Arti “innama” (انما )
Kata “innama”
(انما ) dalam kamus bahasa Arab bermakna:اثبات لما يذكر بعده ونفي لما
سوا ه Menetapkan apa yang disebutkan dan meniadakan selain yang disebutkan
Para ahli
bahasa mengatakan bahwa “innama” (انما ) adalah salah satu alat untuk membatasi
sesuatu yang disebutkan dalam suatu kalimat, dan meniadakan selainnya, sama
dengan pembatas lainnya seperti pengecualian (istitsna’) yang didahului oleh
peniadaan (naïf), seperti: لا
اله الا الله Tiada Ilah (yang berhak disembah) kecuali Allah.
Faidah
“innama” (انما )
Para ahli
bahasa berkata bahwa “innama” (انما ) berfungsi untuk membatasi sesuatu yang
disebutkan saja, dan meniadakan selainnya, seperti yang dikatakan oleh Muhammad
Ar Rozi dalam Mukhtarus Shihah (hal. 12), beliau mengatakan: “Apabila engkau
tambahkan ma (ما) kepada inna (انا), maka maknanya untuk menta’yin/menentukan
(apa yang akan disebutkan tanpa selainnya), seperti dalam firman Allah:
Hanyalah
Zakat itu buat orang-orang fakir, orang-orang miskin, amil zakat…dst
Macam pembatas dengan kata “innama” (انما
)
Kalau kita
memperhatikan nash-nash baik dalam Al-Qur’an maupun hadits yang menggunakan
kata “innama” (انما ), memang maknanya adalah “hanyalah”, akan tetapi semua tidak
terlepas dari 2 maksud pembatasan, yaitu:
1. Batasan tidak hakiki/idhofi (حصر اضا في)
yaitu
untuk mengutamakan atau menyebutkan sesuatu yang lebih dominant, tidak menutup
kemungkinan adanya hal lain yang akan disebutkan menyusul, sebagaimana firman Allah
yang mensifati Rasul-Nya:
..engkau
hanyalah seorang pemberi peringatan…. (QS. Hud (11): 12)
Kata
“innama” (انما ) diatas bukan batasan secara hakiki, akan tetapi disebutkan
demikian karena itulah sifat yang lebih dominant dan utama dalam diri Rasulullah,
hal ini karena ada sifat lain yang disandarkan kepada Rasulullah, sebagaimana
dalam firman-Nya, .sesungguhnya telah
datang kepada kalian seorang pembawa kabar gembira dan pemberi peringatan…..
(QS. Al-Maidah (5): 19)
Contoh
lain, firman-Nya:
Hanyalah
orang-orang mu’min itu bersaudara…..(QS. Al Hujurot (49): 10)
Kata
“innama” (انما ) diatas juga membatasi tetapi tidak hakiki, disebutkan demikian
lantaran itulah yang dominant dan utama, dan tidak menutup kemungkinan adanya
sifat lain dari kalangan orang-orang muslim seperti adanya mereka yang tidak
saling bersaudara bahkan saling bermusuhan dan berpecah-belah.

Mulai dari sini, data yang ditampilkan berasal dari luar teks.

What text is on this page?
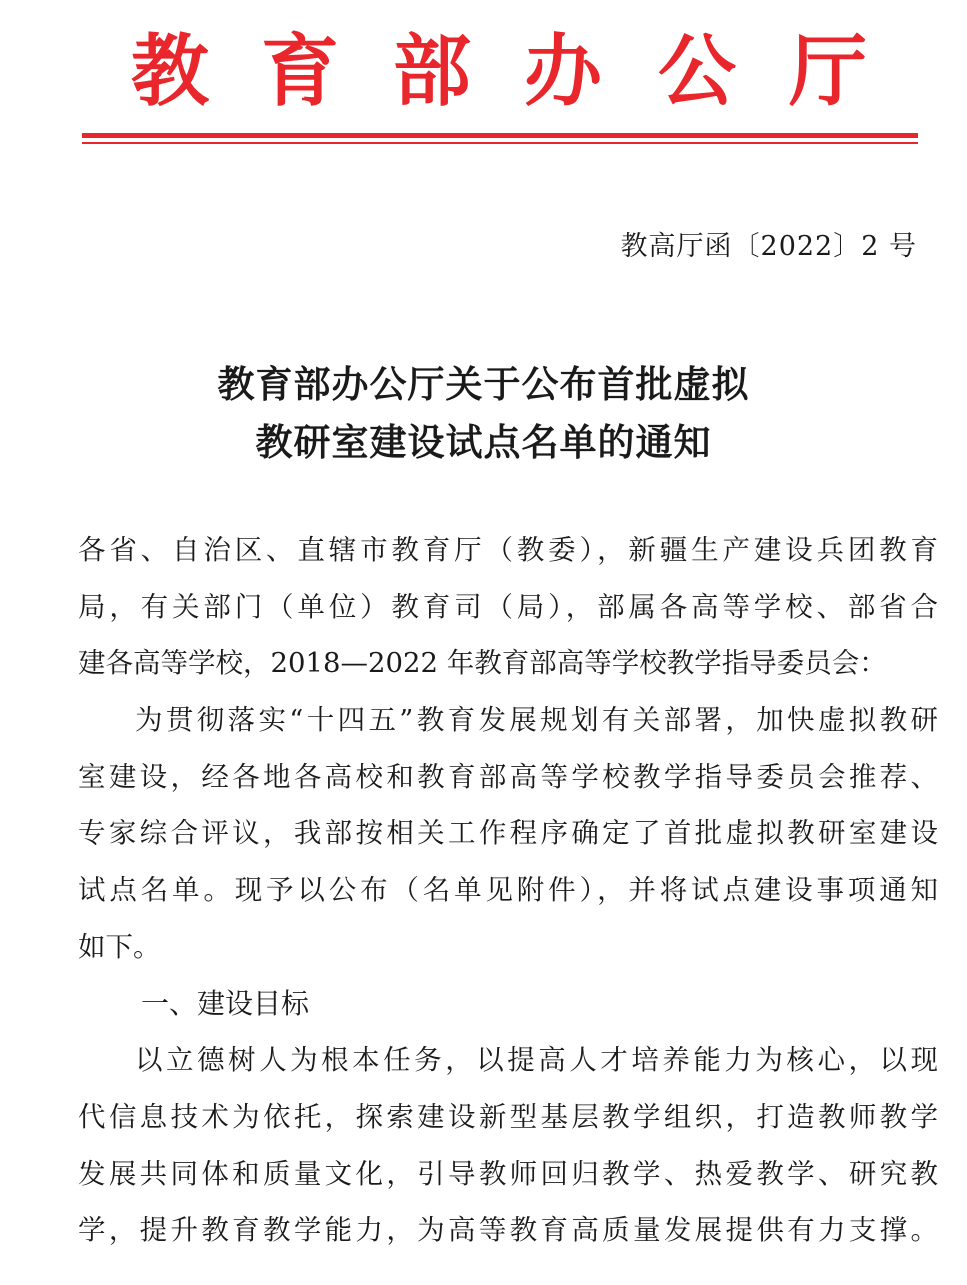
教 育 部 办 公 厅
教高厅函〔2022〕2 号
教育部办公厅关于公布首批虚拟
教研室建设试点名单的通知
各省、自治区、直辖市教育厅（教委），新疆生产建设兵团教育
局，有关部门（单位）教育司（局），部属各高等学校、部省合
建各高等学校，2018—2022 年教育部高等学校教学指导委员会：
为贯彻落实“十四五”教育发展规划有关部署，加快虚拟教研
室建设，经各地各高校和教育部高等学校教学指导委员会推荐、
专家综合评议，我部按相关工作程序确定了首批虚拟教研室建设
试点名单。现予以公布（名单见附件），并将试点建设事项通知
如下。
一、建设目标
以立德树人为根本任务，以提高人才培养能力为核心，以现
代信息技术为依托，探索建设新型基层教学组织，打造教师教学
发展共同体和质量文化，引导教师回归教学、热爱教学、研究教
学，提升教育教学能力，为高等教育高质量发展提供有力支撑。
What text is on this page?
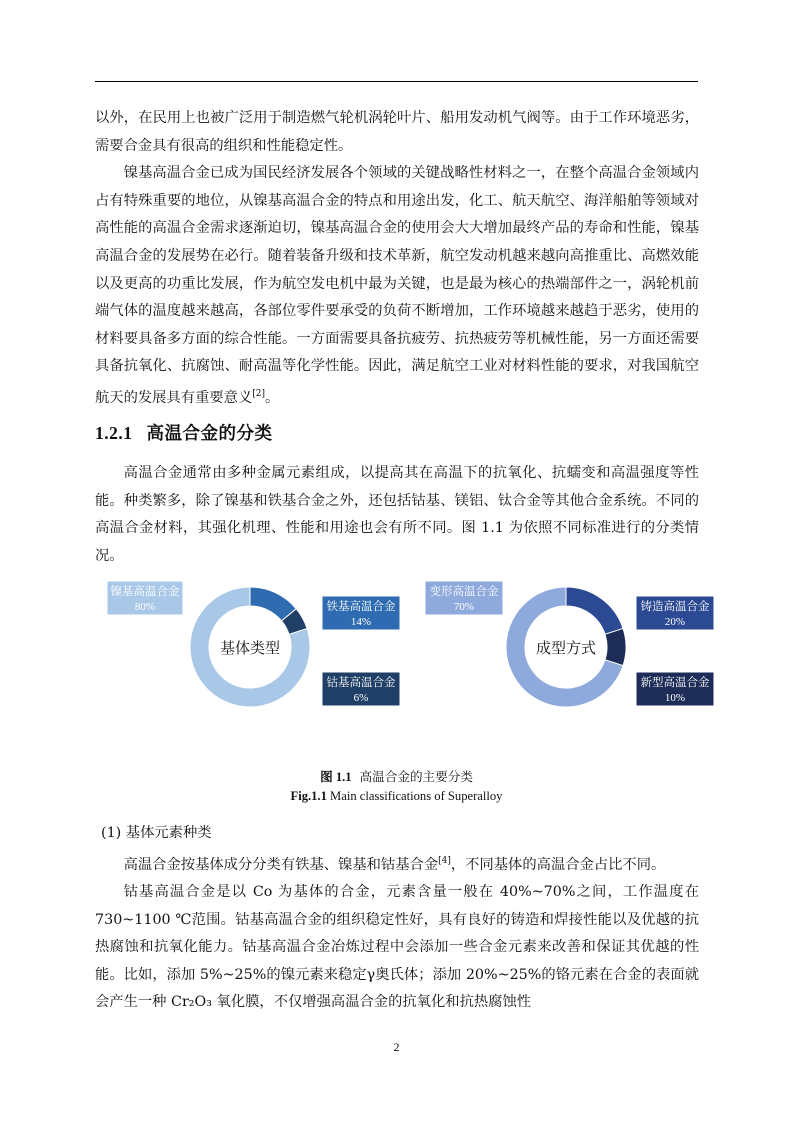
以外，在民用上也被广泛用于制造燃气轮机涡轮叶片、船用发动机气阀等。由于工作环境恶劣，需要合金具有很高的组织和性能稳定性。

镍基高温合金已成为国民经济发展各个领域的关键战略性材料之一，在整个高温合金领域内占有特殊重要的地位，从镍基高温合金的特点和用途出发，化工、航天航空、海洋船舶等领域对高性能的高温合金需求逐渐迫切，镍基高温合金的使用会大大增加最终产品的寿命和性能，镍基高温合金的发展势在必行。随着装备升级和技术革新，航空发动机越来越向高推重比、高燃效能以及更高的功重比发展，作为航空发电机中最为关键，也是最为核心的热端部件之一，涡轮机前端气体的温度越来越高，各部位零件要承受的负荷不断增加，工作环境越来越趋于恶劣，使用的材料要具备多方面的综合性能。一方面需要具备抗疲劳、抗热疲劳等机械性能，另一方面还需要具备抗氧化、抗腐蚀、耐高温等化学性能。因此，满足航空工业对材料性能的要求，对我国航空航天的发展具有重要意义[2]。

1.2.1 高温合金的分类

高温合金通常由多种金属元素组成，以提高其在高温下的抗氧化、抗蠕变和高温强度等性能。种类繁多，除了镍基和铁基合金之外，还包括钴基、镁铝、钛合金等其他合金系统。不同的高温合金材料，其强化机理、性能和用途也会有所不同。图 1.1 为依照不同标准进行的分类情况。

基体类型
镍基高温合金
80%	铁基高温合金
14%
钴基高温合金
6%
成型方式
变形高温合金
70%	铸造高温合金
20%
新型高温合金
10%
图 1.1 高温合金的主要分类
Fig.1.1 Main classifications of Superalloy

(1) 基体元素种类

高温合金按基体成分分类有铁基、镍基和钴基合金[4]，不同基体的高温合金占比不同。

钴基高温合金是以 Co 为基体的合金，元素含量一般在 40%~70%之间，工作温度在 730~1100 ℃范围。钴基高温合金的组织稳定性好，具有良好的铸造和焊接性能以及优越的抗热腐蚀和抗氧化能力。钴基高温合金冶炼过程中会添加一些合金元素来改善和保证其优越的性能。比如，添加 5%~25%的镍元素来稳定γ奥氏体；添加 20%~25%的铬元素在合金的表面就会产生一种 Cr₂O₃ 氧化膜，不仅增强高温合金的抗氧化和抗热腐蚀性

2
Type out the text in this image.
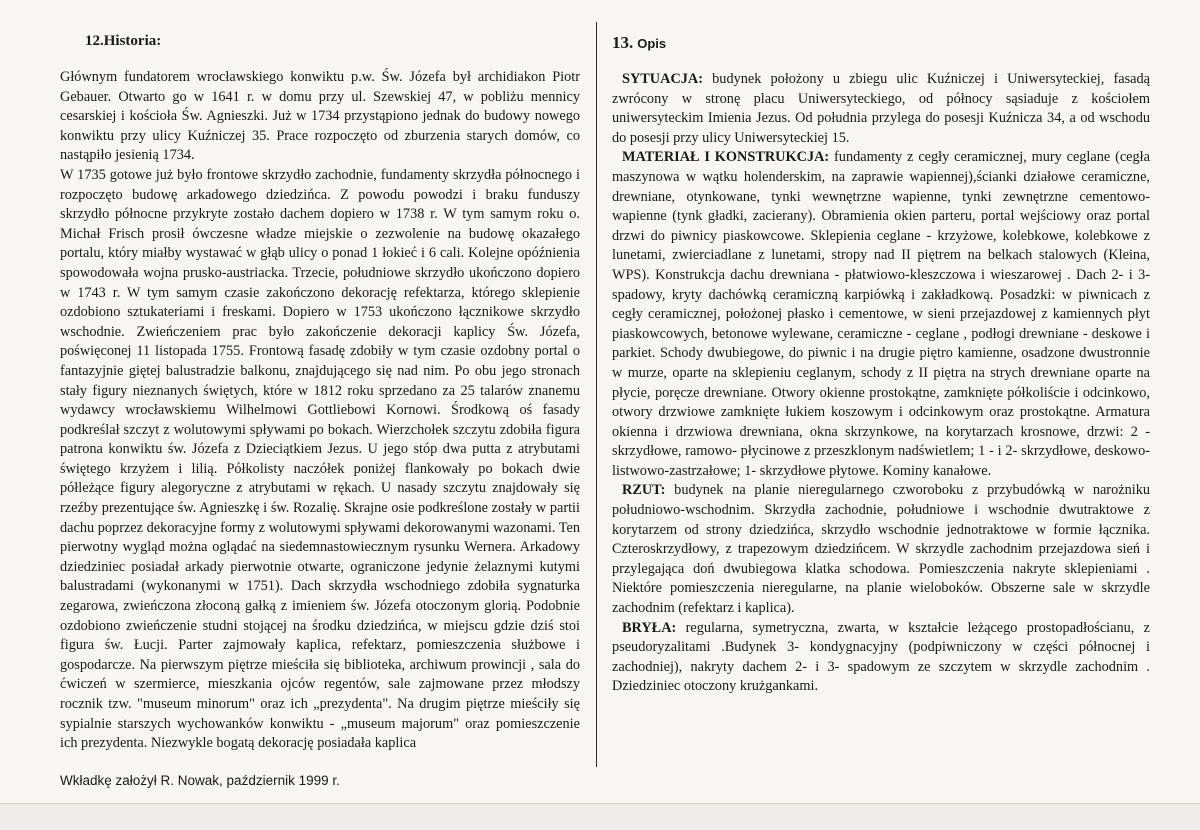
12.Historia:

Głównym fundatorem wrocławskiego konwiktu p.w. Św. Józefa był archidiakon Piotr Gebauer. Otwarto go w 1641 r. w domu przy ul. Szewskiej 47, w pobliżu mennicy cesarskiej i kościoła Św. Agnieszki. Już w 1734 przystąpiono jednak do budowy nowego konwiktu przy ulicy Kuźniczej 35. Prace rozpoczęto od zburzenia starych domów, co nastąpiło jesienią 1734.

W 1735 gotowe już było frontowe skrzydło zachodnie, fundamenty skrzydła północnego i rozpoczęto budowę arkadowego dziedzińca. Z powodu powodzi i braku funduszy skrzydło północne przykryte zostało dachem dopiero w 1738 r. W tym samym roku o. Michał Frisch prosił ówczesne władze miejskie o zezwolenie na budowę okazałego portalu, który miałby wystawać w głąb ulicy o ponad 1 łokieć i 6 cali. Kolejne opóźnienia spowodowała wojna prusko-austriacka. Trzecie, południowe skrzydło ukończono dopiero w 1743 r. W tym samym czasie zakończono dekorację refektarza, którego sklepienie ozdobiono sztukateriami i freskami. Dopiero w 1753 ukończono łącznikowe skrzydło wschodnie. Zwieńczeniem prac było zakończenie dekoracji kaplicy Św. Józefa, poświęconej 11 listopada 1755. Frontową fasadę zdobiły w tym czasie ozdobny portal o fantazyjnie giętej balustradzie balkonu, znajdującego się nad nim. Po obu jego stronach stały figury nieznanych świętych, które w 1812 roku sprzedano za 25 talarów znanemu wydawcy wrocławskiemu Wilhelmowi Gottliebowi Kornowi. Środkową oś fasady podkreślał szczyt z wolutowymi spływami po bokach. Wierzchołek szczytu zdobiła figura patrona konwiktu św. Józefa z Dzieciątkiem Jezus. U jego stóp dwa putta z atrybutami świętego krzyżem i lilią. Półkolisty naczółek poniżej flankowały po bokach dwie półleżące figury alegoryczne z atrybutami w rękach. U nasady szczytu znajdowały się rzeźby prezentujące św. Agnieszkę i św. Rozalię. Skrajne osie podkreślone zostały w partii dachu poprzez dekoracyjne formy z wolutowymi spływami dekorowanymi wazonami. Ten pierwotny wygląd można oglądać na siedemnastowiecznym rysunku Wernera. Arkadowy dziedziniec posiadał arkady pierwotnie otwarte, ograniczone jedynie żelaznymi kutymi balustradami (wykonanymi w 1751). Dach skrzydła wschodniego zdobiła sygnaturka zegarowa, zwieńczona złoconą gałką z imieniem św. Józefa otoczonym glorią. Podobnie ozdobiono zwieńczenie studni stojącej na środku dziedzińca, w miejscu gdzie dziś stoi figura św. Łucji. Parter zajmowały kaplica, refektarz, pomieszczenia służbowe i gospodarcze. Na pierwszym piętrze mieściła się biblioteka, archiwum prowincji , sala do ćwiczeń w szermierce, mieszkania ojców regentów, sale zajmowane przez młodszy rocznik tzw. "museum minorum" oraz ich „prezydenta". Na drugim piętrze mieściły się sypialnie starszych wychowanków konwiktu - „museum majorum" oraz pomieszczenie ich prezydenta. Niezwykle bogatą dekorację posiadała kaplica

13. Opis

SYTUACJA: budynek położony u zbiegu ulic Kuźniczej i Uniwersyteckiej, fasadą zwrócony w stronę placu Uniwersyteckiego, od północy sąsiaduje z kościołem uniwersyteckim Imienia Jezus. Od południa przylega do posesji Kuźnicza 34, a od wschodu do posesji przy ulicy Uniwersyteckiej 15.

MATERIAŁ I KONSTRUKCJA: fundamenty z cegły ceramicznej, mury ceglane (cegła maszynowa w wątku holenderskim, na zaprawie wapiennej),ścianki działowe ceramiczne, drewniane, otynkowane, tynki wewnętrzne wapienne, tynki zewnętrzne cementowo-wapienne (tynk gładki, zacierany). Obramienia okien parteru, portal wejściowy oraz portal drzwi do piwnicy piaskowcowe. Sklepienia ceglane - krzyżowe, kolebkowe, kolebkowe z lunetami, zwierciadlane z lunetami, stropy nad II piętrem na belkach stalowych (Kleina, WPS). Konstrukcja dachu drewniana - płatwiowo-kleszczowa i wieszarowej . Dach 2- i 3- spadowy, kryty dachówką ceramiczną karpiówką i zakładkową. Posadzki: w piwnicach z cegły ceramicznej, położonej płasko i cementowe, w sieni przejazdowej z kamiennych płyt piaskowcowych, betonowe wylewane, ceramiczne - ceglane , podłogi drewniane - deskowe i parkiet. Schody dwubiegowe, do piwnic i na drugie piętro kamienne, osadzone dwustronnie w murze, oparte na sklepieniu ceglanym, schody z II piętra na strych drewniane oparte na płycie, poręcze drewniane. Otwory okienne prostokątne, zamknięte półkoliście i odcinkowo, otwory drzwiowe zamknięte łukiem koszowym i odcinkowym oraz prostokątne. Armatura okienna i drzwiowa drewniana, okna skrzynkowe, na korytarzach krosnowe, drzwi: 2 - skrzydłowe, ramowo- płycinowe z przeszklonym nadświetlem; 1 - i 2- skrzydłowe, deskowo-listwowo-zastrzałowe; 1- skrzydłowe płytowe. Kominy kanałowe.

RZUT: budynek na planie nieregularnego czworoboku z przybudówką w narożniku południowo-wschodnim. Skrzydła zachodnie, południowe i wschodnie dwutraktowe z korytarzem od strony dziedzińca, skrzydło wschodnie jednotraktowe w formie łącznika. Czteroskrzydłowy, z trapezowym dziedzińcem. W skrzydle zachodnim przejazdowa sień i przylegająca doń dwubiegowa klatka schodowa. Pomieszczenia nakryte sklepieniami . Niektóre pomieszczenia nieregularne, na planie wieloboków. Obszerne sale w skrzydle zachodnim (refektarz i kaplica).

BRYŁA: regularna, symetryczna, zwarta, w kształcie leżącego prostopadłościanu, z pseudoryzalitami .Budynek 3- kondygnacyjny (podpiwniczony w części północnej i zachodniej), nakryty dachem 2- i 3- spadowym ze szczytem w skrzydle zachodnim . Dziedziniec otoczony krużgankami.

Wkładkę założył R. Nowak, październik 1999 r.
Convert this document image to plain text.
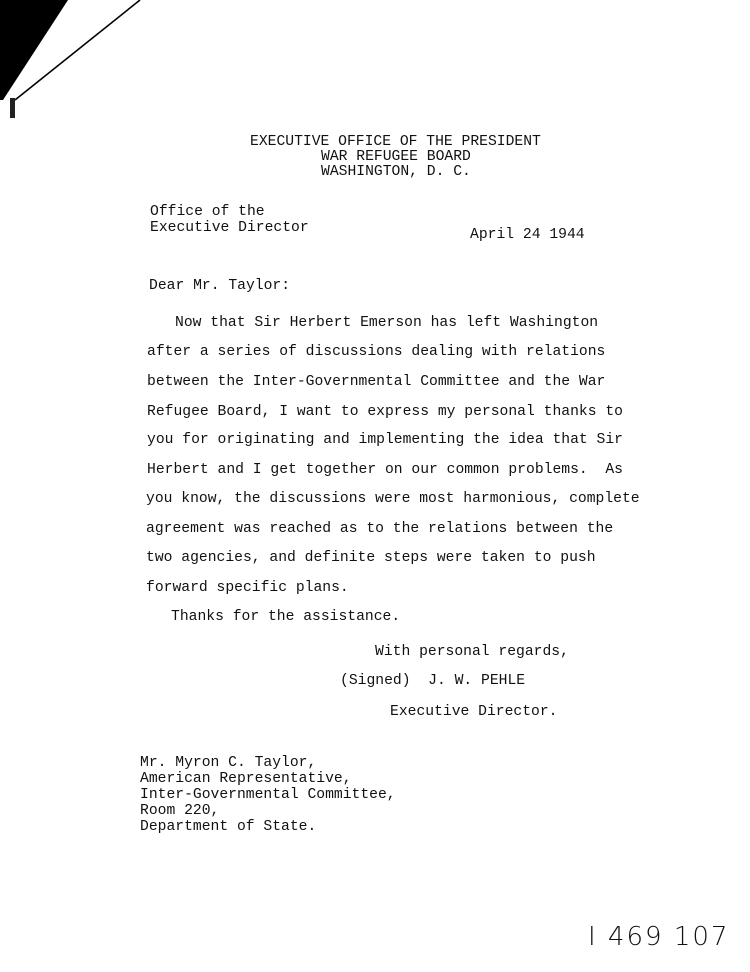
EXECUTIVE OFFICE OF THE PRESIDENT
WAR REFUGEE BOARD
WASHINGTON, D. C.
Office of the
Executive Director	April 24 1944
Dear Mr. Taylor:
Now that Sir Herbert Emerson has left Washington
after a series of discussions dealing with relations
between the Inter-Governmental Committee and the War
Refugee Board, I want to express my personal thanks to
you for originating and implementing the idea that Sir
Herbert and I get together on our common problems.  As
you know, the discussions were most harmonious, complete
agreement was reached as to the relations between the
two agencies, and definite steps were taken to push
forward specific plans.
Thanks for the assistance.
With personal regards,
(Signed)  J. W. PEHLE
Executive Director.
Mr. Myron C. Taylor,
American Representative,
Inter-Governmental Committee,
Room 220,
Department of State.
I 469 107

2. Untuk pembatasan secara hakiki/mutlak
Yaitu
pembatasan yang sebenarnya, sehingga menutup kemungkinan akan hal lain selain
selain yang telah disebutkan setelah “innama” (انما ), sebagai contoh firman Allah:
Hanyalah
zakat itu untuk orang-orang fakir, orang-orang miskin, para amil zakat, para
mu’allaf, para budak, orang yang menanggung hutang, untuk jihad fii sabilillah,
dan untuk ibnu sabil, sebagai ketentuan dari Allah, dan Allah Maha Mengetahui
lagi Maha Bijaksan. (QS. At Taubah (9): 60)
Kata
“innama” (انما ) diatas berfungsi sebgai batasan secara hakiki/mutlak, sehingga
tidak ada lagi selain 8 golongan tersebut yang berhak menerima zakat. Karena
tidak dalil lain/qorinah yang menunjukkan bahwa zakat boleh diberikan kepada
selain 8 golongan tersebut.
PEMBATASAN EMPAT HAL YANG HARAM TERMASUK
HAKIKI ATAU TIDAK?
Dalam
surat Al Baqoroh: 173 disebutkan:
Hanyalah Allah
mengharamkan atas kalian bangkai, darah, daging babi dan hewan yang disembelih
bukan dengan nama Allah …..
Kalau kita
meneliti lebih lanjut ternyata ada hal lain yang diharamkan selain dari 4 hal
tersebut baik dalam Al Qur’an maupun hadits-hadits yang shahih semisal khamer,
judi, binatang buas, burung yang bercakar dan lainnya. Oleh karenanya terlalu
jauh kalau kita mengatakan keharaman empat hal tsb adalah pembatasan secara
hakiki/mutlak, sehingga yang lebih tepat kita katakana bahwa pembatasan 4 hal
itu adalah pembatasan secara idhofi atau dominant/tidak mutlak, dengan bukti
adanya hal-hal lain yang haram selain 4 hal diatas.
YANG
MENGATAKAN INNAMA BERFUNGSI SEBAGAI PEMBATAS, TIDAK
MENGATAKAN YANG HARAM HANYA EMPAT HAL
1.Imam
al-Qurthubi
Imam
al-Qurthubi dalam tafsirnya (2/246) mengatakan: “innama
fungsinya sebagai pembatas,” tetapi beliau menegaskan bahwa para ulama sepakat
atas adanya selain empat hal yang telah di haramkan, beliau berkata: “di antara hal yang menguatkan pendapat ini adalah Ijma’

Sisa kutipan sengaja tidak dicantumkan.